What are copy elision and return value optimization? (5 answers)

Closed 9 years ago.

I'm trying to understand move semantics in C++11, and I've written a small piece of code to check which constructors are called when objects are created.

This is the code:

#include <iostream>

using namespace std;

class Bar
{
public:
    int b;
    Bar();
    Bar(const Bar&);
    ~Bar();
};

class Foo
{
public:
    int d;
    Bar* b;
    Foo();
    Foo(const Foo&);
    Foo(Foo&& other);
    ~Foo();
    Foo& operator = (Foo);
};

Foo test();

Foo::Foo()
{
    cout << "Default ctr of foo called\n";
    b = new Bar();
}

Foo::~Foo()
{
    delete b;
}

Foo::Foo(const Foo& other)
{
    cout << "Copy ctr of foo called\n";
    d = other.d;
    b = new Bar();
    b->b = other.b->b;

}

Foo::Foo(Foo&& other)
{
    cout << "Move ctr of foo called\n";
    d = other.d;
    b = other.b;
    other.d = 0;
    other.b = NULL;
}

Foo& Foo::operator = (Foo other)
{
    cout << "Copy assignment of foo called\n";
    d = other.d;
    b = new Bar();
    b->b = other.b->b;
    return *this;
}

Bar::Bar()
{
    b = 1;
}

Bar::~Bar()
{
}

Bar::Bar(const Bar& other)
{
    b = other.b;
}

int main()
{
    Bar b;
    Foo f1;
    Foo f = test();
    Foo f3 = move(test());
//    cout << f1.b->b << "\n";
//    Foo f2(test());


    return 0;
}

Foo test()
{
    Foo f;
    return f;
}

This is the output I am getting :

Default ctr of foo called
Default ctr of foo called
Default ctr of foo called
Move ctr of foo called

I don't quite get why the move constructor is not called for Foo f. Isn't test() an rvalue? Which constructor is being called in this case?

Any help will be greatly appreciated.

Answer 1

What you're seeing here is the effect of copy elision. Copy elision is an optimization specified by the standard that enables the compiler, in a situation where you return an object from the stack, to have the function build the object in the caller's stack space and bypass the copy and move constructors altogether, regardless of side effects. Side effects, in your case, are what the constructor would print to cout.

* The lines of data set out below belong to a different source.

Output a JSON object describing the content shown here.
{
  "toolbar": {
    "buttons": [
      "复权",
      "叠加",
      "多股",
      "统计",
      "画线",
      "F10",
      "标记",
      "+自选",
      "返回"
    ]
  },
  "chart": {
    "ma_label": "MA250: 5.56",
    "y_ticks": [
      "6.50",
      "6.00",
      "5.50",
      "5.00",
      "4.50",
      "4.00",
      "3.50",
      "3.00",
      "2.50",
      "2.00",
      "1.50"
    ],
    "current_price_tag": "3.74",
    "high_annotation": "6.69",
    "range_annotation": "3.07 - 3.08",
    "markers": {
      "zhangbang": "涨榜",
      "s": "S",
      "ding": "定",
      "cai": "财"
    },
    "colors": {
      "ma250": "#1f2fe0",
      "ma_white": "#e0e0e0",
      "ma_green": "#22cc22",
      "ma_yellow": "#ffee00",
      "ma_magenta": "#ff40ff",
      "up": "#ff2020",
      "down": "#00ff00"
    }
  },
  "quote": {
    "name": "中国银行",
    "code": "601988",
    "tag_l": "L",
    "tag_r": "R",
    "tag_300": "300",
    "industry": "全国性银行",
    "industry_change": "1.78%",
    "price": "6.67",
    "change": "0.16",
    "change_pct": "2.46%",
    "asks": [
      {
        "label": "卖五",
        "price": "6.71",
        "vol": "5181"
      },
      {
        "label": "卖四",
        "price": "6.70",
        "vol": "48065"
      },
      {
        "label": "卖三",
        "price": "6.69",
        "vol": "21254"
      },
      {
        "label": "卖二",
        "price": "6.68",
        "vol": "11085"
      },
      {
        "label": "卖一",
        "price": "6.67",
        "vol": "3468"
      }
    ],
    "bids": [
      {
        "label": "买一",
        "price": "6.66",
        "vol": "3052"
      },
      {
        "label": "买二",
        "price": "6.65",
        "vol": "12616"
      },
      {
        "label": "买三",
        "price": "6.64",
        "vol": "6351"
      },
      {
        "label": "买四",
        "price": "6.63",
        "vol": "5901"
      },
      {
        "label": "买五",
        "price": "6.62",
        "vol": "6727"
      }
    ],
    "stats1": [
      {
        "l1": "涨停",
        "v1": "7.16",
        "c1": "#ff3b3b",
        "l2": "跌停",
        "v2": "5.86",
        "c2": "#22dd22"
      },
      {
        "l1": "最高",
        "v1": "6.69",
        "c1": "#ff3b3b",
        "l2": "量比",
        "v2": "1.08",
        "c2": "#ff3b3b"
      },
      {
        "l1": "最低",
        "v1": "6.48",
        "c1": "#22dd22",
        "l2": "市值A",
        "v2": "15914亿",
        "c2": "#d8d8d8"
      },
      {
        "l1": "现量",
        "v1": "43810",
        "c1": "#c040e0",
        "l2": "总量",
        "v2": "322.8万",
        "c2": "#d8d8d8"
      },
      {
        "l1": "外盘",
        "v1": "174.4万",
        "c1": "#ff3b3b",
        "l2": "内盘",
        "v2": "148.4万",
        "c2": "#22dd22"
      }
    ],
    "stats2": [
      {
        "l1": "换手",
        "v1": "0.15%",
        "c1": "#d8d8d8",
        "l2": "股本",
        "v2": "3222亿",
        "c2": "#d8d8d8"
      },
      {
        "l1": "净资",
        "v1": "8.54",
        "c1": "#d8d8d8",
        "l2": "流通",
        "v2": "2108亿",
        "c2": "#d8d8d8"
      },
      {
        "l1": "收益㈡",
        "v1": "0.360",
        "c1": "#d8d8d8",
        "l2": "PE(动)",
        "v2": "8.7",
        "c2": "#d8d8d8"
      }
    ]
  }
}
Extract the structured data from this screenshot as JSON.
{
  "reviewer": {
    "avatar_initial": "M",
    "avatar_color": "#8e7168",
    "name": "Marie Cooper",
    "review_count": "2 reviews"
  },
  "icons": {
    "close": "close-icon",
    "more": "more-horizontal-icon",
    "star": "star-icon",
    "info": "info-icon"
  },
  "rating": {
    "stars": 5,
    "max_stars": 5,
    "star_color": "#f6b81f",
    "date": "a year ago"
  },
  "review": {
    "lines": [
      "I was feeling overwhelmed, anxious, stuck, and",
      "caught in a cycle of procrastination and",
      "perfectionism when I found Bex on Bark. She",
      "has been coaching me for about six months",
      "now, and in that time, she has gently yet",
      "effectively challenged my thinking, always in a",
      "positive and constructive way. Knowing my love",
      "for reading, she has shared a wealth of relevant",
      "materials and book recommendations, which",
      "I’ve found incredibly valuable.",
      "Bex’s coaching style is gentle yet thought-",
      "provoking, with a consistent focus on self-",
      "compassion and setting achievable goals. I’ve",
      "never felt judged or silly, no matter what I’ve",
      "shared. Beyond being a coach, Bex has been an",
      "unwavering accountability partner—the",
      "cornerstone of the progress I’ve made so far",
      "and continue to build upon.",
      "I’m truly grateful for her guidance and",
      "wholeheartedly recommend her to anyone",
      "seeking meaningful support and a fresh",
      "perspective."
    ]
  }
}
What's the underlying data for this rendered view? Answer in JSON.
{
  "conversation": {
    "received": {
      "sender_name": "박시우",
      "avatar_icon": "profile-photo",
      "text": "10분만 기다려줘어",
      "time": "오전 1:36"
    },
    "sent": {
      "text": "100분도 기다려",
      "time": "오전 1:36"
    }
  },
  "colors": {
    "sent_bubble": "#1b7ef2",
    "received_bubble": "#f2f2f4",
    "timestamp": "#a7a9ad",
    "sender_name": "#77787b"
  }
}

We can prevent the compiler from using this shortcut by using, for instance, a unique_ptr to create the object on the heap. It's a little more involved, but it gets you the result you expect:

#include <unique_ptr>

Foo test()
{
    unique_ptr<Foo> f(new Foo);
    return move(*f);
}

In this case you need to move the pointee of f because unique_ptr's operator* returns a reference, not a temporary. If you don't move it, it'll call the copy constructor instead.